平成22年4月からは、第2期中期目標期間が始まります。今期は第1期と異なり、取り上げる計画項目は最大でも100項目以下、6年間で達成可能かつ全学的に取り組むべき事項に限定すべき、などとする文科省の基本方針が示されました。その基本方針に沿い、理事、副理事、理事補ならびにそれぞれの担当事務部が協力して素案を練り、それに対する部局からの意見を汲み上げ、最終的に53項目の目標と92項目の計画からなる第2期中期目標・中期計画を策定しました。
(8) 京都大学の未来戦略について
総長就任以来、多くの人々とお会いする中で、京都大学に対して社会が寄せる大きな期待を日々感じています。しかし、その期待に我々は十分こたえているといえるのでしょうか。期待に甘えることなく、常にその存在意義を問い直す姿勢が求められます。京都大学の社会的使命とは何か、京都大学は入学を希望する学生、在学生、卒業生、教職員にとって魅力ある大学であるといえるのか、あるいは京都大学は我が国あるいは世界において魅力ある大学といえるのかについて、10年先を見据えた議論をいまやる必要があります。そこで、部局から推薦された教職員38名を総長室の特命補佐に新たに任命し、総長室を拡充し、そのなかで(1)京都大学の国際化、(2)リベラルアーツ・教養教育、(3)大学入試制度の将来像、(4)キャンパスの将来像、(5)研究者人材育成、(6)外部戦略のそれぞれを調査・検討するワーキンググループを編成しました。ワーキンググループは、10年後の京都大学のあるべき姿を構想し、月2回程度のペースで担当項目について検討し、3月末までに中間報告、6月末までに最終報告をとりまとめ、私に直接提言いただくことになっています。
(9) むすびに
本学の教員が授かる国際的な学術賞等が示すように、いくつかの研究分野において京都大学は国際的にそのプレゼンスを現しています。私は、京都大学をさらに魅力ある大学とするために、研究専念の障害となっているシステム的な問題として何があるのかを明らかにし、それを取り除くように大学全体で考え、改善を進めていきます。教育改革は難問です。それぞれの部局のたてた入試に対する基本方針、学修課程に関する基本方針、学位授与に関する基本方針に沿って優れた人材を育成するために、教育の全課程をいままで以上に可視化するとともに、全学の学生が受講する教養教育について、それが全学に広く関係する問題であるからこそ、ここで一緒に考えてみようと思います。あわせて、社会に開かれた形で国際寮、研究者寮、混住寮、将来の学生寮のあり方も考えて、具体的に進めうるものは実施にむけて直ちに行動を起こしたいと考えています。

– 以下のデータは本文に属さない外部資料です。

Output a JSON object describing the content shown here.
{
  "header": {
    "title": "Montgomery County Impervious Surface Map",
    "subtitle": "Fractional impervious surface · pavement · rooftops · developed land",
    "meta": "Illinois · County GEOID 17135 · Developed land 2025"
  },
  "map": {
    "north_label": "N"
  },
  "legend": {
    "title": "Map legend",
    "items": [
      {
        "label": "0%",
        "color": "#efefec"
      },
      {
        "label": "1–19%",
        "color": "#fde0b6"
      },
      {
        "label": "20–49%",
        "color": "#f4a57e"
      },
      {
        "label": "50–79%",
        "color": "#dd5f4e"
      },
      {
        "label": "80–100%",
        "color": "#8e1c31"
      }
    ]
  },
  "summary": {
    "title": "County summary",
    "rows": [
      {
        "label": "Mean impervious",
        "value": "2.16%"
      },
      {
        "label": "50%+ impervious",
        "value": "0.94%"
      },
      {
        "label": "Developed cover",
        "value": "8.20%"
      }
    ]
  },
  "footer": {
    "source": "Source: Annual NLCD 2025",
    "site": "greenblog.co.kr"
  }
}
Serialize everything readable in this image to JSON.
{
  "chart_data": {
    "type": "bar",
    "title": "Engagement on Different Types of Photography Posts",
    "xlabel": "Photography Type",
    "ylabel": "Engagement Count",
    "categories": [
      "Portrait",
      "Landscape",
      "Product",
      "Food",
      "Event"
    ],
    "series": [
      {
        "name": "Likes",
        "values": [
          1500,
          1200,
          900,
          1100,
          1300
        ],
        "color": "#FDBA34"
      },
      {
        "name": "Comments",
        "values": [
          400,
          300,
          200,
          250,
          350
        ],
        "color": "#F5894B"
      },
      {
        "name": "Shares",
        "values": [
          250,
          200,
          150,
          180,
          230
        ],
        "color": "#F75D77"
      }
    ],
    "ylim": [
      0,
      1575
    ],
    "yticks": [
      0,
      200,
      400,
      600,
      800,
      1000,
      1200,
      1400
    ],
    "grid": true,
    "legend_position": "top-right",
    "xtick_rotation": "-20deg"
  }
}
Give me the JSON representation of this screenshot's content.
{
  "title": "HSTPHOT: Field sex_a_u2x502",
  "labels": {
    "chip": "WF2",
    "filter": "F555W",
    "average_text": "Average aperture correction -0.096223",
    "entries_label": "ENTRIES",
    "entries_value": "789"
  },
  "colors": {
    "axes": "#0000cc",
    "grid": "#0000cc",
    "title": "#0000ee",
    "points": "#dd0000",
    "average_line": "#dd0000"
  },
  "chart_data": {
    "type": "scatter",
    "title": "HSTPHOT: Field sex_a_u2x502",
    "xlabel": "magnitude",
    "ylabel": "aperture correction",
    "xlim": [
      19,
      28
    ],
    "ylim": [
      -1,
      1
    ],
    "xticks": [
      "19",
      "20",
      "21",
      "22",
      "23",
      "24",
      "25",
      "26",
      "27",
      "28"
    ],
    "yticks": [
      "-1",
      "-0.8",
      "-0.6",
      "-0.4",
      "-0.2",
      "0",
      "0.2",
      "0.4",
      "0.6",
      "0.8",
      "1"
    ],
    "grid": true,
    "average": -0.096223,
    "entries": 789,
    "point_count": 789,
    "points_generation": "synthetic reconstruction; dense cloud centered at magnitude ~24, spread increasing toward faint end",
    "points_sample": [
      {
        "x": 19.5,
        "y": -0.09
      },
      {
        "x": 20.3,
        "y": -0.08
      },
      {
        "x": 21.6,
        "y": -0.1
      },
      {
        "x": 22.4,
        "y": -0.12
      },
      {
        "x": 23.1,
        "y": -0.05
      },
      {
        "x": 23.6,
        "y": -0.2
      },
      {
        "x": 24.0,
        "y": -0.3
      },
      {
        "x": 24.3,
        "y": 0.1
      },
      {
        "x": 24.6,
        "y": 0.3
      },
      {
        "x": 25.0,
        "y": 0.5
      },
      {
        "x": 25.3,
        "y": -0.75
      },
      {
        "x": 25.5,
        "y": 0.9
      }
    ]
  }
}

平成21年の年初の挨拶において、我が国および人類の将来にとって、大学は知の淵源であり、衍沃な大地の如く、そのあるべき姿を保ちうる限り、永遠に枯れることなく人材と知恵を生み出しうる土壌のようなものであるとの「大学土壌論」を示したところですが、その土壌を一層豊かなものとするための改革を平成22年も一層着実に進めていく所存です。